Many of the apps assumed that the patient would be the User. That is consistent with a key idea behind the challenge, which was to use technology to empower patients and caregivers. But in addition to the patient, the trick to making an impact lies in the interface between the patient, the patient's support ecosystem, and various healthcare providers. Many of the high-risk patients have serious, chronic, and complex conditions with limited support networks. Many have low levels of health literacy and tech literacy. Often, the key to helping them stay out of the hospital will come by activating or building support services around them that can identify problems before they get out of hand. Support is likely to come from one of three sources, so I looked at whether or not the apps seemed aware of these potential user groups, in addition to the patient:
- The hospital discharge planners and case managers, plus other direct care providers, can provide monitoring, data collection, and followup services to keep track of what is going on. Based on monitoring data they may activate supportive services to reduce the need for an expensive rehospitalization. These services cost money, so they must be allocated to those who need them the most. The theory is that spending money on lower-cost interventions reduces overall costs by keep someone out of the hospital. This goes back to the issue of risk stratification. Did the app have some sort of dashboard for use by care providers, or integration with existing hospital and medical record systems? Was there some way the app could faciliate decisions on allocation of scarce intervention services by care managers?

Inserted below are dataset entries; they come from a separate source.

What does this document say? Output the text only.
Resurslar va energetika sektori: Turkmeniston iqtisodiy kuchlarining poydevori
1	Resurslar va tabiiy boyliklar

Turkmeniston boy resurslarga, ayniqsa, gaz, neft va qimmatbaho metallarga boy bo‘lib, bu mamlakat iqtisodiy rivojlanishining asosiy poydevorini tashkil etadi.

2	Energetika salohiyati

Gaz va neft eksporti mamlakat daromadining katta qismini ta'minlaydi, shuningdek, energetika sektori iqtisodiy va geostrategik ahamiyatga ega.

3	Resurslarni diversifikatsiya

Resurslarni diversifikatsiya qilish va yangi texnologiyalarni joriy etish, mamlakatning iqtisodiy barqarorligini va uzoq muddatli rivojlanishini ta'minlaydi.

- The extended circle of care hopefully will include family and friends who can be caregivers. Did the app help form and support these circles of care? Several of the apps were driven primarily by this model, and tried to create a sort of Facebook for sick folks. This is not a new idea, and can be an important component of a solution, but by itself it is not enough to make a real dent in the institutional reality of care delivery. Only a couple of the apps ran with the idea that the most likely user would be the daughter, son, or caring friend, and explicitly showed how having a tablet in hand when talking with a healthcare provider could be a game-changer for a determined caregiver.
- Community-based agencies such as senior daycare centers, meal programs, and other supportive agencies can play a key role in monitoring changes in health for vulnerable groups. Was there some way these resources could be part of the support mix for a client? Not one of the apps showed me how a Meals on Wheels volunteer who had been authorized to do so could carry a tablet around like a FedEx delivery person, helping to spot possible problems based on regular service interactions. When you put the meal in the fridge, do you notice that nothing has been eaten for days? None of the apps took me to the lobby of the Senior Center where mom spends afternoons.

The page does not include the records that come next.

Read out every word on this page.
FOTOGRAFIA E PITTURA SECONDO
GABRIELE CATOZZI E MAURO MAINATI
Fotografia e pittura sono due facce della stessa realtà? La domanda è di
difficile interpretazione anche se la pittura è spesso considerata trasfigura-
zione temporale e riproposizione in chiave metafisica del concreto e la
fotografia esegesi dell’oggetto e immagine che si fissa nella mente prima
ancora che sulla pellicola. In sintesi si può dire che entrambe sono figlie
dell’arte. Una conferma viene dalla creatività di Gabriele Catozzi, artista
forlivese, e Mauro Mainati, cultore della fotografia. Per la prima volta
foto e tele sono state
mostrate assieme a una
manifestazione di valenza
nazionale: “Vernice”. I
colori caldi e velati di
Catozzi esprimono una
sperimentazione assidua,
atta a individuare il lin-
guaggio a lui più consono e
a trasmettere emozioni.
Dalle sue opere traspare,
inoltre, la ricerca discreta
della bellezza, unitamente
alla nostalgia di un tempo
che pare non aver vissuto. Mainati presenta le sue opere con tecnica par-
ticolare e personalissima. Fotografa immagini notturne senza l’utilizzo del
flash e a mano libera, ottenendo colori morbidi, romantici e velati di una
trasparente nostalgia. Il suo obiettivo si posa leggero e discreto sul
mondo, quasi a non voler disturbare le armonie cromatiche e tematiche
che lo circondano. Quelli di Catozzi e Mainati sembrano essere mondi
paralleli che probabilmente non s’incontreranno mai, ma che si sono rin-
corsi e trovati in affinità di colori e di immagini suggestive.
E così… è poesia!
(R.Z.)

What is the business model?
Depending on your views about the two issues of who the patient is and who the User of the app is likely to be, two major categories of business model emerge:
- If you think the customer is a healthcare system, you will design something that feeds off the hospital Electronic Health Record (EHR) and has strong integration with healthcare data exchange standards. You hope the institutional customer will pay big bucks for a system that they can install on their own data center floor, or use via your cloud service. Cost justification will need to show provable net reductions of operating expense (a cost minimization model).
- If you think the customer is the patient, you will design something that has a low price, or even a free app that is supported by advertising or branding by a healthcare provider. You may charge a fee to healthcare systems that want to utilize a provider interface, but the design paradigm will largely be driven by consumer needs, following a Personal Health Record (PHR) model.